You know how sometimes you read a part of a book and it makes you go



And you're like, THESE PEOPLE ARE FICTIONAL I SHOULD NOT BE FEELING ALL THE FEELS.

So, one of the cool things about fiction is that lovely Greek concept of catharsis (or "katharsis" if you're a tool). Unfortunately, Aristotle is the one who first articulated this in reference to an emotional experience. You know, Aristotle -- the guy who said that women were just flawed men because they couldn't produce semen and believed that emotional hysteria in women was the result of a "wandering womb."

Anyway. The point is that Aristotle sucks, but catharsis was a damn good idea. Ok, so how that works today is we watch a play or a movie or a tv show, or we read a novel, and we feel for those characters, and experience -- sometimes -- extreme emotions, and this "cleanses" us and provides a healthy outlet for our emotions. 

Not to quote Wikipedia, but I'm going to quote Wikipedia:

Some modern interpreters of the work infer that catharsis is pleasurable, because audience members experience ekstasis (literally: astonishment, meaning: trance) or, in other words, "relief," ensuing from an awareness that, compared with what they have just seen portrayed, their own life is less tragic 
So when we read things like Ethan Frome (a book enjoyed by people with souls) and afterwards feel perhaps decimated, we still can hold on to that book as having been a good experience, partially because we are at least subconsciously reminded that our lives are not like Ethan's and Mattie's.

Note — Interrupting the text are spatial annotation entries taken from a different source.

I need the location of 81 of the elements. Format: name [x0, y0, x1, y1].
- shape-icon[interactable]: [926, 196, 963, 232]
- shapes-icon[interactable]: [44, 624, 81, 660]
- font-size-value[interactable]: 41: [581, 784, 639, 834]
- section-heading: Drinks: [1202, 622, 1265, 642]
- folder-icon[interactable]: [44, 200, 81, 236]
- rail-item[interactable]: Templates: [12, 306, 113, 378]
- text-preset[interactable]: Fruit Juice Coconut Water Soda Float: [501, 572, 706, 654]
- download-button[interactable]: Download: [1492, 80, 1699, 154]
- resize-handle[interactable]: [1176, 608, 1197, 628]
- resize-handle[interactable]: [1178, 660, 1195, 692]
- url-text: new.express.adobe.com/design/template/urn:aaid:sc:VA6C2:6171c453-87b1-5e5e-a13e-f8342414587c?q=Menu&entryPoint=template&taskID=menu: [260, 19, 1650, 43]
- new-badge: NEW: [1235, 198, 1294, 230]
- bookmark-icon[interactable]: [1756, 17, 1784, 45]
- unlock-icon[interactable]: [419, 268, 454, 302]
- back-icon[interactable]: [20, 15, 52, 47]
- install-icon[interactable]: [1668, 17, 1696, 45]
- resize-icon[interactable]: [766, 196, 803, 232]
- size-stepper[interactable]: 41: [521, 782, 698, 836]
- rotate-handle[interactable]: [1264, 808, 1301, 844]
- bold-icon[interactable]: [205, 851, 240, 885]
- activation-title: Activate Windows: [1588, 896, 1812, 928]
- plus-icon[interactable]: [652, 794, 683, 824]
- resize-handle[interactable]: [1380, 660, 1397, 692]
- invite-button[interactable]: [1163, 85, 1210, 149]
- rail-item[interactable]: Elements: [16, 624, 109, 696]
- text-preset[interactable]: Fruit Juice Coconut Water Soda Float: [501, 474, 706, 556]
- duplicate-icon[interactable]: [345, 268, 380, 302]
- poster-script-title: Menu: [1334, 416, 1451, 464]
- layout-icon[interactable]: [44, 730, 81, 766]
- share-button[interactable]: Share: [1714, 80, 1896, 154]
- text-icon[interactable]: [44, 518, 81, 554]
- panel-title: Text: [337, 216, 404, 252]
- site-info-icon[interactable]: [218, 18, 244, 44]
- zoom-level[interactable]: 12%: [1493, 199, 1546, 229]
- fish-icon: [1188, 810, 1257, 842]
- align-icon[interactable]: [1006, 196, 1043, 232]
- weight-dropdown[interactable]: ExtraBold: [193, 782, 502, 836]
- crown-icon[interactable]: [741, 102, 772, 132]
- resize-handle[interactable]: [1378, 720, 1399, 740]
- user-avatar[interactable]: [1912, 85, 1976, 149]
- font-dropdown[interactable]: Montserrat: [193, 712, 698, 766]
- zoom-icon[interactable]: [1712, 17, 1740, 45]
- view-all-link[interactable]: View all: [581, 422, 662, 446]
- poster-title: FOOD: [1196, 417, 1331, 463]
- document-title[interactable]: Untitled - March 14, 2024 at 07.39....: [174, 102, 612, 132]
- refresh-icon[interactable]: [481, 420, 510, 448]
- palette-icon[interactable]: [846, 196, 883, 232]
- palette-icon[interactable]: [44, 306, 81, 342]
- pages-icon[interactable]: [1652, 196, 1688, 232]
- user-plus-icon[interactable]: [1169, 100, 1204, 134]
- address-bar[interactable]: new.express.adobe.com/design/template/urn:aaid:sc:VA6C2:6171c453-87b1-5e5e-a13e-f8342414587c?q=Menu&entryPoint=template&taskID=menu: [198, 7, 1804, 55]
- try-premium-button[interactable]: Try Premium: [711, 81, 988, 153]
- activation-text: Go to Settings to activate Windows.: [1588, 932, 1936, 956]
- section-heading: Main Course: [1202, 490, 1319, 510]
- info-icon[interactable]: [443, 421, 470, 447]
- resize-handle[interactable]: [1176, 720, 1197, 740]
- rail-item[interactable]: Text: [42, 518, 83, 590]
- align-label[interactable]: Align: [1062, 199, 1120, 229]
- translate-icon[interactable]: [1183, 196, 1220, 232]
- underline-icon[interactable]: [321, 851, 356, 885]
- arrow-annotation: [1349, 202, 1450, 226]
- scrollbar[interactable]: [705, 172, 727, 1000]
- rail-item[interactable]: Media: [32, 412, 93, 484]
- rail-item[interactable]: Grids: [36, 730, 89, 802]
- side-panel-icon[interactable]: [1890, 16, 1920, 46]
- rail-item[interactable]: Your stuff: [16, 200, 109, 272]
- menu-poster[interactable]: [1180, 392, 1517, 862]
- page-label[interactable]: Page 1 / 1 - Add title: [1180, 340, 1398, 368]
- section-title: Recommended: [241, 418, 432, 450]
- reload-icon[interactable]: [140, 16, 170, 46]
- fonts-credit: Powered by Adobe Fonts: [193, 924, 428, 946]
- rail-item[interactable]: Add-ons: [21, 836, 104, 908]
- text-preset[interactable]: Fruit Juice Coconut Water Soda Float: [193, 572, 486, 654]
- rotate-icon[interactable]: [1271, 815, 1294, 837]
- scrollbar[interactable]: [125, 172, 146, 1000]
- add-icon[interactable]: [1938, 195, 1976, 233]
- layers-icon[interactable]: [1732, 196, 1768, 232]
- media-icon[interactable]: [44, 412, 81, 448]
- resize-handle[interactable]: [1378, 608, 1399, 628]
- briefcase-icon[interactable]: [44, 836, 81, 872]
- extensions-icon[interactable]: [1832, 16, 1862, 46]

I wrote recently about Millennials not liking to be genuine, because it opens us up to being made fun of. Completely true. If I'm sincere, I'm almost always wary about it. And being emotional? Bah! BUT. For some reason, we've chosen to consider it ok to be extremely invested in fiction. Which means I can watch the series 4 finale of Doctor Who and yell at the tv while crying violently "DONNA NOOOOOOOO!" And you just feel better after something like that.

What's cool about catharsis in today's world is, of course, the internet. Because you can share your feelings-inspired-by-fiction with strangers from practically anywhere, giving those feelings added validation AND giving you a deeper sense of global community. The most you could get from that in previous decades was the  shared release of teenage sexual angst at an Elvis concert.

I would probably say Ethan Frome actually was one of the most cathartic books I've read. Others that spring to mind are Harry Potter and the Half-Blood Prince, East of Eden, and Bleak House. Any book where you become heavily invested in the characters has the possibility of giving you that experience. And this is of course where I ask if you have any particular books that have elicited a cleansing emotional reaction from you. Because I want to know, people. I want to know.